The Unanalyzed “Positive Transference” and the Need for Reanalysis

Herbert S. Strean, D.S.W.

In one of his last writings, “Analysis Terminable & Interminable,” Freud6 enumerated some of the conditions for termination of psychoanalysis: the patient has to have lost all symptoms, inhibitions, and anxieties; repressions have to be undone, and the blank spots caused by infantile amnesia have to be filled out; the childhood history has to be reconstructed and, most important, as a means to these ends, the transference has to be resolved.

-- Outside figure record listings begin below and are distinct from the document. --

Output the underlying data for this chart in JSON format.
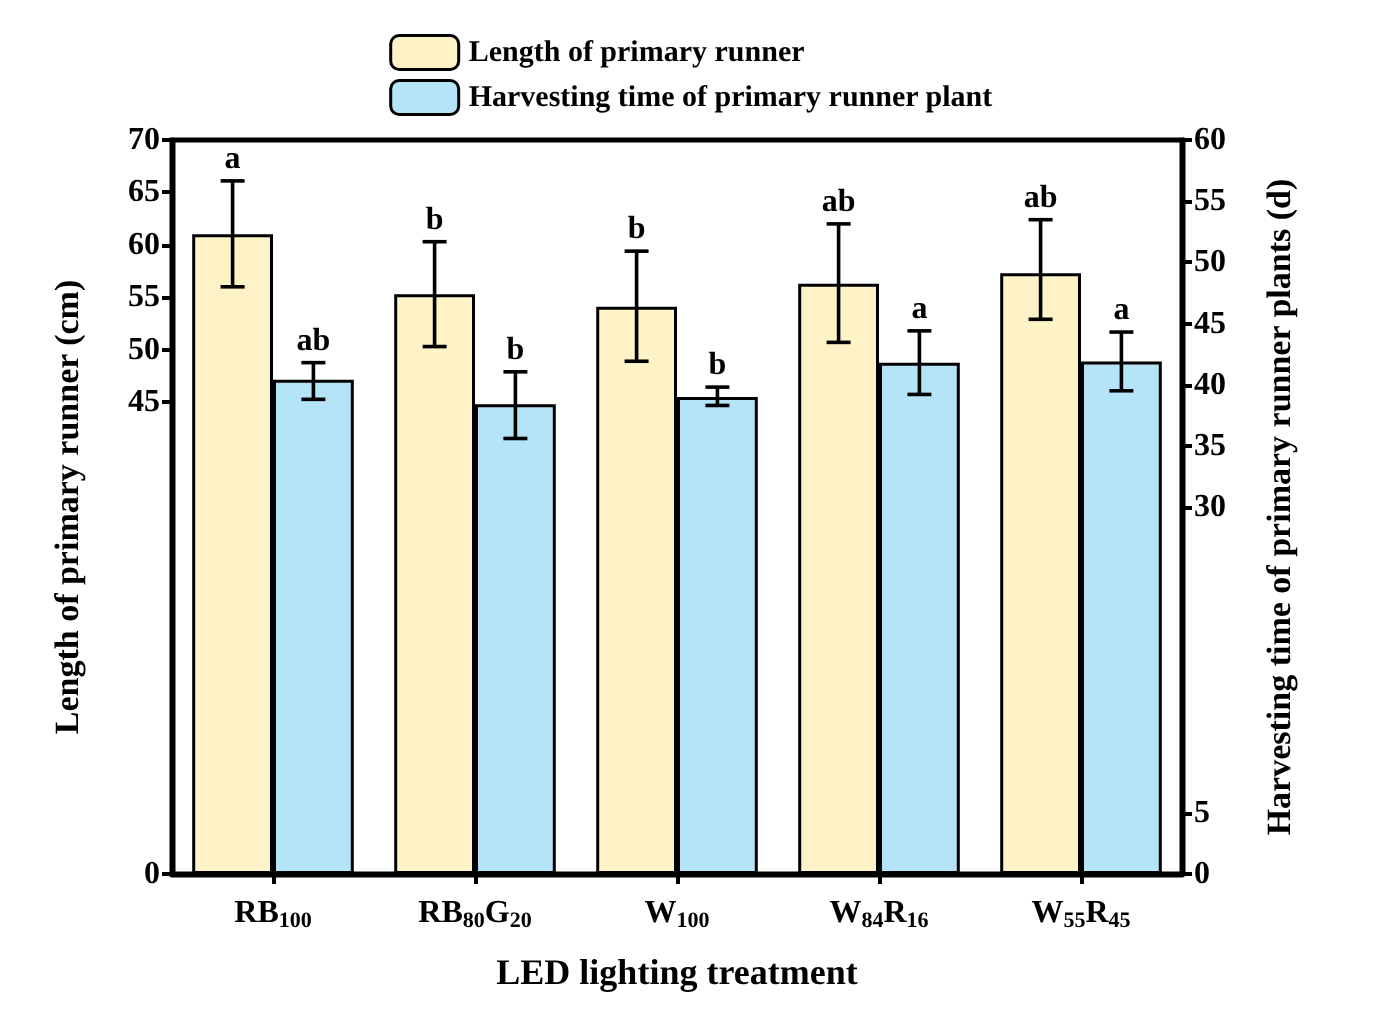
{
  "chart_data": {
    "type": "bar",
    "xlabel": "LED lighting treatment",
    "ylabel": "Length of primary runner (cm)",
    "y2label": "Harvesting time of primary runner plants (d)",
    "categories": [
      "RB$_{100}$",
      "RB$_{80}$G$_{20}$",
      "W$_{100}$",
      "W$_{84}$R$_{16}$",
      "W$_{55}$R$_{45}$"
    ],
    "series": [
      {
        "name": "Length of primary runner",
        "color": "#fdf3c6",
        "values": [
          61.0,
          55.3,
          54.1,
          56.3,
          57.3
        ],
        "errors": [
          [
            56.0,
            66.1
          ],
          [
            50.3,
            60.3
          ],
          [
            48.9,
            59.4
          ],
          [
            50.7,
            62.0
          ],
          [
            52.9,
            62.4
          ]
        ],
        "value_labels": [
          "a",
          "b",
          "b",
          "ab",
          "ab"
        ]
      },
      {
        "name": "Harvesting time of primary runner plant",
        "color": "#b5e4f8",
        "axis": "y2",
        "values": [
          40.4,
          38.4,
          39.0,
          41.8,
          41.9
        ],
        "errors": [
          [
            38.8,
            41.8
          ],
          [
            35.6,
            41.05
          ],
          [
            38.3,
            39.8
          ],
          [
            39.2,
            44.4
          ],
          [
            39.5,
            44.3
          ]
        ],
        "value_labels": [
          "ab",
          "b",
          "b",
          "a",
          "a"
        ]
      }
    ],
    "ylim": [
      0,
      70
    ],
    "yticks": [
      0,
      45,
      50,
      55,
      60,
      65,
      70
    ],
    "y2lim": [
      0,
      60
    ],
    "y2ticks": [
      0,
      5,
      30,
      35,
      40,
      45,
      50,
      55,
      60
    ],
    "grid": false,
    "legend": "top"
  }
}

Freud, in explicating the conditions for termination, was rather pessimistic about the possibility of helping analytic patients achieve sustained happiness. He enumerated a number of elements that frustrate therapeutic efforts such as the intensity of instincts, ego weakness, the stickiness of the libido, and an unwillingness to give up once cathected objects. He also called attention to the human being's propensity to feel that the “grass is always greener on the other side” in that many men analysands cling to the fantasy for a long time that a woman's life might be better, and many women patients find it difficult to renounce their wish for a penis. Indeed, Freud was so pessimistic about the outcome of analysis that one of his statements about the results of analysis is not too frequently quoted by contemporary analysts, namely, that the aim of analysis is to substitute neurotic suffering with common misery. He even went so far as to aver that psychoanalysis does no more for the neurotic than the normal person accomplishes alone.6

Despite Freud's pessimism, he emphasized that the conditions for failure of analysis should be studied more thoroughly.